Berimbang & Menyejukkan

Oleh Mohd Haramen

MENGUNJUNGI dan berbagi cerita dengan para pengurus Badan Usaha Milik Desa (BUMDes) di Provinsi Jambi, banyak sekali cerita-cerita dan keluh kesah mereka. Ada yang bercerita setelah di SK-kan, tak diberi-beri modal. Ada juga yang bercerita, diberi modal yang sedikit, akibatnya keuntungan yang diraihpun tidak maksimal. Dan yang paling miris adalah cerita, bahwa mereka belum pernah gajian, meskipun BUMDes sudah lama dibentuk.

Untuk cerita yang terakhir inilah yang sering kali ditemui setiap kali kunjungan ke lapangan. Membayangkan mengurus sebuah badan usaha dan tidak digaji, alangkah sedihnya. Tapi, itulah realitas yang dialami kebanyakan pengurus BUMDes yang ada di desa-desa di Provinsi Jambi.

Kalau dalam teori bisnis memang wajar-wajar saja mereka belum gajian. Karena usaha yang mereka jalankan belum menghasilkan keuntungan. Kalau mereka gaji-an tentu nilai kerugian akan membengkak. Ini akan menggerus  sejumlah modal yang disalurkan oleh pemerintah desa.

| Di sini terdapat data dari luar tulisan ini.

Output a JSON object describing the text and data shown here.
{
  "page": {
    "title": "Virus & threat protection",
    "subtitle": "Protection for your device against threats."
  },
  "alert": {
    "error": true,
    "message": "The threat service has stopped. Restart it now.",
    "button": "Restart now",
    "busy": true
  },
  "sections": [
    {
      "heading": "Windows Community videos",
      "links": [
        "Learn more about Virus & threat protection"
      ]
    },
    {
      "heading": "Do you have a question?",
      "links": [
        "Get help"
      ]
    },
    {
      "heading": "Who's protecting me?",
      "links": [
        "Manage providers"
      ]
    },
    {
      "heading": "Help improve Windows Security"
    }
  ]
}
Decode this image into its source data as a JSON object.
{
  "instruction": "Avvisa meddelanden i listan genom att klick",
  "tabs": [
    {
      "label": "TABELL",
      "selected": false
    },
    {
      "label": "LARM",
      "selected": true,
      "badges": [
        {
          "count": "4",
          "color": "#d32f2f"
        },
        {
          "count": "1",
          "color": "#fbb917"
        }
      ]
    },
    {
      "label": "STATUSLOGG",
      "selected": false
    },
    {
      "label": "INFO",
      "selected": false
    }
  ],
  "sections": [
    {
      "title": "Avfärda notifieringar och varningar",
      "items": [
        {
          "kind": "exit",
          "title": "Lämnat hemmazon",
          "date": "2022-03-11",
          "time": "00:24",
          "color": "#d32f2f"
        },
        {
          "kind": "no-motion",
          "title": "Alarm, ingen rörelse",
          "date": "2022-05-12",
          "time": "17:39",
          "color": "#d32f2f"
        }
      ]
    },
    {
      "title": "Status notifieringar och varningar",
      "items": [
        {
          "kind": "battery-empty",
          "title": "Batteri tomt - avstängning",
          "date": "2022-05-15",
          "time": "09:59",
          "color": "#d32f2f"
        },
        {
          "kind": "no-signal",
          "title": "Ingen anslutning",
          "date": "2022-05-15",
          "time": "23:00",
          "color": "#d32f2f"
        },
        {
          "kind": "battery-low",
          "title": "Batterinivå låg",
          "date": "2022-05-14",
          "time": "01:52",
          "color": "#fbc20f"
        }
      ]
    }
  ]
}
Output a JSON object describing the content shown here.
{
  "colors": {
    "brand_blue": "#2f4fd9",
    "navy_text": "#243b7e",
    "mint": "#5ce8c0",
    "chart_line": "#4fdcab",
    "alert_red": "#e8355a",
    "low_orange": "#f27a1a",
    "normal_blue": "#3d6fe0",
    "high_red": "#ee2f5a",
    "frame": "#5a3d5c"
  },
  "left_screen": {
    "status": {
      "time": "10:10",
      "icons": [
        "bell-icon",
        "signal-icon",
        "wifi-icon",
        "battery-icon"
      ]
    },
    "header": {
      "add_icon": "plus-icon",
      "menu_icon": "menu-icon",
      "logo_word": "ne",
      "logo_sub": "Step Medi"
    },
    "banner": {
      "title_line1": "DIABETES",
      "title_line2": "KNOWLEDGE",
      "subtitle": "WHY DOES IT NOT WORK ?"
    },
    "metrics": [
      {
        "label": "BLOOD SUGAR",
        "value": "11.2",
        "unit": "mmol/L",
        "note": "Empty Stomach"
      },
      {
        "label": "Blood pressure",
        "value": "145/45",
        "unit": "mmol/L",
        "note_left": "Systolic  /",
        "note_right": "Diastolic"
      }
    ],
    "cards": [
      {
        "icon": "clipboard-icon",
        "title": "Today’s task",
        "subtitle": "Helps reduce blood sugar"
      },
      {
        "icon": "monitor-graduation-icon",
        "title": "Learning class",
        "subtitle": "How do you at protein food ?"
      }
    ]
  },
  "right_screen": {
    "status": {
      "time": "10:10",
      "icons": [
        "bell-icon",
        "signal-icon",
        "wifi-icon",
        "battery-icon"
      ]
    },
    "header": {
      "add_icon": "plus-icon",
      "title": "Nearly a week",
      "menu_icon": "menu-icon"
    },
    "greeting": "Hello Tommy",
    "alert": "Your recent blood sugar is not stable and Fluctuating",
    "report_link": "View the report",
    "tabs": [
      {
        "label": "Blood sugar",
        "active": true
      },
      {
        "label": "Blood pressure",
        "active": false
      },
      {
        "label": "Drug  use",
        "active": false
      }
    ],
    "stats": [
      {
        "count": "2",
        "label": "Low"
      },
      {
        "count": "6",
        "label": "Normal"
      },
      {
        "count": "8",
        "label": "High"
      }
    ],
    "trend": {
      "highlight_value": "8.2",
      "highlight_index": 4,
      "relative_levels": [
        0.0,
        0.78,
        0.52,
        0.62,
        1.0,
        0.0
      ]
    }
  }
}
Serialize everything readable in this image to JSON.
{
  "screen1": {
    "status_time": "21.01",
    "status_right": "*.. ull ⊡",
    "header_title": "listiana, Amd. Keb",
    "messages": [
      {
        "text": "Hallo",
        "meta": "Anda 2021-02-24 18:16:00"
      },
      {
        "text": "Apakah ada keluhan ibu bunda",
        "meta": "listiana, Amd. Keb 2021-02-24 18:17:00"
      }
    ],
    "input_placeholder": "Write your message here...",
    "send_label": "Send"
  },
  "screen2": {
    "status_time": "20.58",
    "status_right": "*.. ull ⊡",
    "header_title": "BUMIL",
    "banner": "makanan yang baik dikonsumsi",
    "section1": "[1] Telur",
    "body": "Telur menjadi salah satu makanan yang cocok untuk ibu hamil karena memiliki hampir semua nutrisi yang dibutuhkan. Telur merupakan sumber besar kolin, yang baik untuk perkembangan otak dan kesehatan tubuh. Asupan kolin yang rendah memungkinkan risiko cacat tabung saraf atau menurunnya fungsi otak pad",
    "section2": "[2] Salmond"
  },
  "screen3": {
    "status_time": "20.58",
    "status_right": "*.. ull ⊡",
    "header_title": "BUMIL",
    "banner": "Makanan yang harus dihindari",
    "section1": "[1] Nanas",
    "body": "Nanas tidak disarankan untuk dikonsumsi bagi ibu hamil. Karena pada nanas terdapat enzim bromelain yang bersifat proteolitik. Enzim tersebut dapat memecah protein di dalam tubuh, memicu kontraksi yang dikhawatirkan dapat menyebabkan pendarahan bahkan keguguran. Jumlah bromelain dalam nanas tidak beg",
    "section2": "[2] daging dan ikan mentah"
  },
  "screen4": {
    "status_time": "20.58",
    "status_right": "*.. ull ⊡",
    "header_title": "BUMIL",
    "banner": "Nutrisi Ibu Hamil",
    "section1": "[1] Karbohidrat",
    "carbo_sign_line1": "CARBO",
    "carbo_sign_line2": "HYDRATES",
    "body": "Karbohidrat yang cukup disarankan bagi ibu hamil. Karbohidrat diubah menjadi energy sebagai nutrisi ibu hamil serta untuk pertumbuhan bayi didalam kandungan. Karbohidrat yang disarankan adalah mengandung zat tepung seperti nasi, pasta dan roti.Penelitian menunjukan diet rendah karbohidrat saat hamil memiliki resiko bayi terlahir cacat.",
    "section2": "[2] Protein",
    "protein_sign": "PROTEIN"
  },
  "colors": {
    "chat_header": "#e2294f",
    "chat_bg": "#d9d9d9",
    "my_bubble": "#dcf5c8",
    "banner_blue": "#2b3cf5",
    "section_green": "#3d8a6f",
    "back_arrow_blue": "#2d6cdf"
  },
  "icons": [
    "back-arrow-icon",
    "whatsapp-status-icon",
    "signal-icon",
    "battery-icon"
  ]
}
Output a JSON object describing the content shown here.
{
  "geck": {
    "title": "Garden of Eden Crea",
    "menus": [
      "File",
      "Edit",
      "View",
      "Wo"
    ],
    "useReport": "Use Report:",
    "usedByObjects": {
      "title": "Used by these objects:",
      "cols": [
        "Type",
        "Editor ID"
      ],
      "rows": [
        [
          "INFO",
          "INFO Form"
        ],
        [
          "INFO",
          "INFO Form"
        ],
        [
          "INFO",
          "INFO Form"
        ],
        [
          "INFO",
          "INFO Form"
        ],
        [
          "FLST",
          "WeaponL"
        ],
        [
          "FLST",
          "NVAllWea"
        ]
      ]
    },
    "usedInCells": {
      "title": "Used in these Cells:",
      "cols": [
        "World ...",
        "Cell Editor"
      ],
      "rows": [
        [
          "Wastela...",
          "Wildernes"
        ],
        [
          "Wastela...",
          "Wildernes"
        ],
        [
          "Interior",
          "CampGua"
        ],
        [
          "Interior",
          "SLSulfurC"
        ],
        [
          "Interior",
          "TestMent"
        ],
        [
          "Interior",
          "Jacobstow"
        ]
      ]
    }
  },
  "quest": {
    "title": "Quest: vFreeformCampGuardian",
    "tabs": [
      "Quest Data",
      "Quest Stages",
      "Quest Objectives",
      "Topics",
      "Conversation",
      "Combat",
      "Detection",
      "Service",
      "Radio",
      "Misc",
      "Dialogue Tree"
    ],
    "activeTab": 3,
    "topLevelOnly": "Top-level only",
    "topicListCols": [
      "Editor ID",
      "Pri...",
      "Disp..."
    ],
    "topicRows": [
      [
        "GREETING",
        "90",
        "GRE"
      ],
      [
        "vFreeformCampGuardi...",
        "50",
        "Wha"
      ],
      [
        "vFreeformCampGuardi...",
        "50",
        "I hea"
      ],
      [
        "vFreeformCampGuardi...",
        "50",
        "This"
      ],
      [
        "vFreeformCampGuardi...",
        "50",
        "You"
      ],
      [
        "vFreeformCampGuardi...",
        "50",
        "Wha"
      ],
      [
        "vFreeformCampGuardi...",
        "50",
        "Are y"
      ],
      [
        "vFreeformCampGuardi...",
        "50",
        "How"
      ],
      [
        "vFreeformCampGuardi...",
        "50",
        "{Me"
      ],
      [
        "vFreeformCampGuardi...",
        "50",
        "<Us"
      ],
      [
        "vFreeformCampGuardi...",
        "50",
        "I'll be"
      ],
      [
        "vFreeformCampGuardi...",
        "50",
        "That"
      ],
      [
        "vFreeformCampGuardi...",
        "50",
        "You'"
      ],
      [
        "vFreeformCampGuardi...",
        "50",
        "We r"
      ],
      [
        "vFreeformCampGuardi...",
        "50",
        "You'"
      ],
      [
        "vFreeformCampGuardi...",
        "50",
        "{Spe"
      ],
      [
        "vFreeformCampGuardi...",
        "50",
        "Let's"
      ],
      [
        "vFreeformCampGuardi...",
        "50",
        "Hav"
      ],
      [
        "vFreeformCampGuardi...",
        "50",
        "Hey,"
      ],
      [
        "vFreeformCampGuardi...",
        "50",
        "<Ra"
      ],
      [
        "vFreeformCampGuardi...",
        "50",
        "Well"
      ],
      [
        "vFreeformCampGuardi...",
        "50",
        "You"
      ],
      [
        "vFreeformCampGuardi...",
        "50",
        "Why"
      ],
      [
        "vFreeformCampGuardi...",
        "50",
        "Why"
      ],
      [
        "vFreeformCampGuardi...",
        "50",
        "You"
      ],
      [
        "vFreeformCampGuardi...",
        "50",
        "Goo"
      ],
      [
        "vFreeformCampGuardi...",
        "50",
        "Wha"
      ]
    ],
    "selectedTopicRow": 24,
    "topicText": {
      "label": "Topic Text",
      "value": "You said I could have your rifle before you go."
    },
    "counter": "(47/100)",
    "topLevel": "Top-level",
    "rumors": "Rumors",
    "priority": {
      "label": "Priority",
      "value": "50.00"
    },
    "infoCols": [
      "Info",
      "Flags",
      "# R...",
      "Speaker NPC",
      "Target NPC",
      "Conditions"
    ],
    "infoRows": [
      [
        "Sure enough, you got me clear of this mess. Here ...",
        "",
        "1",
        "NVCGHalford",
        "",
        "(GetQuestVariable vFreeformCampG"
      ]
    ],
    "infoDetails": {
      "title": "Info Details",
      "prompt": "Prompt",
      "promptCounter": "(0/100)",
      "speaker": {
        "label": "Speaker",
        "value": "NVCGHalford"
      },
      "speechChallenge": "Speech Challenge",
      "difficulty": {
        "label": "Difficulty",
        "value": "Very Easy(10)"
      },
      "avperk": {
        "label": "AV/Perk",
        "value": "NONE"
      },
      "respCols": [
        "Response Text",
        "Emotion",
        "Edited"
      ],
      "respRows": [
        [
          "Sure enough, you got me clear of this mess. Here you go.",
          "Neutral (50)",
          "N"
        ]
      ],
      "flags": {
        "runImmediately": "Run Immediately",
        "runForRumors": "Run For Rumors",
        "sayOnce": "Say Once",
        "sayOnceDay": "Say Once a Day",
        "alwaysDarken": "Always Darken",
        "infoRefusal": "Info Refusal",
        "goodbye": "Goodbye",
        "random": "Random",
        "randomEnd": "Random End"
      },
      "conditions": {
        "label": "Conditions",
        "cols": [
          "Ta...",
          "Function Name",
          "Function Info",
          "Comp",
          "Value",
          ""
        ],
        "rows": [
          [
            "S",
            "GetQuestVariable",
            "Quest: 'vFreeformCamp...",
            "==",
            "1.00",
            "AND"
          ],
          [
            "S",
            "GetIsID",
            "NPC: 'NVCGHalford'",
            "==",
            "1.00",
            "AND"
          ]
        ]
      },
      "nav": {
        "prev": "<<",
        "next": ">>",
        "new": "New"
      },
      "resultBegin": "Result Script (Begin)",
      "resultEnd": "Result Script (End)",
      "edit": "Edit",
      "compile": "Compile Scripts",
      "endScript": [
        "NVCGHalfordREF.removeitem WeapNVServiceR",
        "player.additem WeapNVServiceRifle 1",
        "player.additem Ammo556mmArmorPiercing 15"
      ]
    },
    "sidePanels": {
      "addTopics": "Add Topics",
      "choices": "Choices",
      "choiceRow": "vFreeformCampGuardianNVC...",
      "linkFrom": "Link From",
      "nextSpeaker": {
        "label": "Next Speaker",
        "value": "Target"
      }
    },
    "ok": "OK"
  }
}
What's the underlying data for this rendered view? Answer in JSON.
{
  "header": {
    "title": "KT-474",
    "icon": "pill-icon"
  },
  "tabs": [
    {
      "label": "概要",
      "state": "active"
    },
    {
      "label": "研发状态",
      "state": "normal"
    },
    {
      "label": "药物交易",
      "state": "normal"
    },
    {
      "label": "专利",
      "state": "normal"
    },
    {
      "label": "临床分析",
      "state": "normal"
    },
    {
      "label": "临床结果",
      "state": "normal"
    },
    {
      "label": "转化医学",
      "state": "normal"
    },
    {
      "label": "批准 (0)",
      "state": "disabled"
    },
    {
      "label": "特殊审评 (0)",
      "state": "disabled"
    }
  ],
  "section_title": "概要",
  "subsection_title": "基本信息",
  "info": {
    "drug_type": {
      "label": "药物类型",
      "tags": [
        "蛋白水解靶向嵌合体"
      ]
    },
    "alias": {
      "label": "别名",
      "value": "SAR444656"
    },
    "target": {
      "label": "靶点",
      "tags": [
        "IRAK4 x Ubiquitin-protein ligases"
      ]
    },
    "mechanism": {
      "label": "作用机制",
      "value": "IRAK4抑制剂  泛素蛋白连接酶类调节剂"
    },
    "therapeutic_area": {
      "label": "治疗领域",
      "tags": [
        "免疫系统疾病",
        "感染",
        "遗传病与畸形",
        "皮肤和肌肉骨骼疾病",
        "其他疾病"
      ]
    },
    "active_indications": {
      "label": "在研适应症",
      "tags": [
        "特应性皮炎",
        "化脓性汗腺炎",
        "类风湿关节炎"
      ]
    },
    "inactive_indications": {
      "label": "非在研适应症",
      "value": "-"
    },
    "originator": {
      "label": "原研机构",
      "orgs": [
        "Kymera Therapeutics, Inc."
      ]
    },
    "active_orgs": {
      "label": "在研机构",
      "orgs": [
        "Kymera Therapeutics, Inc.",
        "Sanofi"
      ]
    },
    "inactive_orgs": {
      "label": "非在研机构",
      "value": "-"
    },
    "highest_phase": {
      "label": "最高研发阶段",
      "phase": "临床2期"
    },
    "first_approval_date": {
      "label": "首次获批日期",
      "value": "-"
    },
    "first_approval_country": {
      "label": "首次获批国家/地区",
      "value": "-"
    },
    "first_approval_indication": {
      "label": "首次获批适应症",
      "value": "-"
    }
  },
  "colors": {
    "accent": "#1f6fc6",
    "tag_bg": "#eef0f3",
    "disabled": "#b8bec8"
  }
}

Modal yang disertakan itu  tentunya tidak boleh habis, dan kalau habis harus diganti. Karena dana tersebut adalah uang negara.

Makanya, setiap kali bertemu dengan para pengurus BUMDes, saya  menyebutkan bahwa pengurus BUMDes itu adalah pengusaha, bukan pekerja. Kalau pengusaha dia menciptakan gaji, kalau pekerja dia menerima gaji. Jadi, kalau ingin jadi pengurus BUMDes, bermentallah seperti pengusaha.  Pengusaha tidak pernah minta digaji, tapi pengusaha menciptakan gaji untuk dirinya dan juga orang lain.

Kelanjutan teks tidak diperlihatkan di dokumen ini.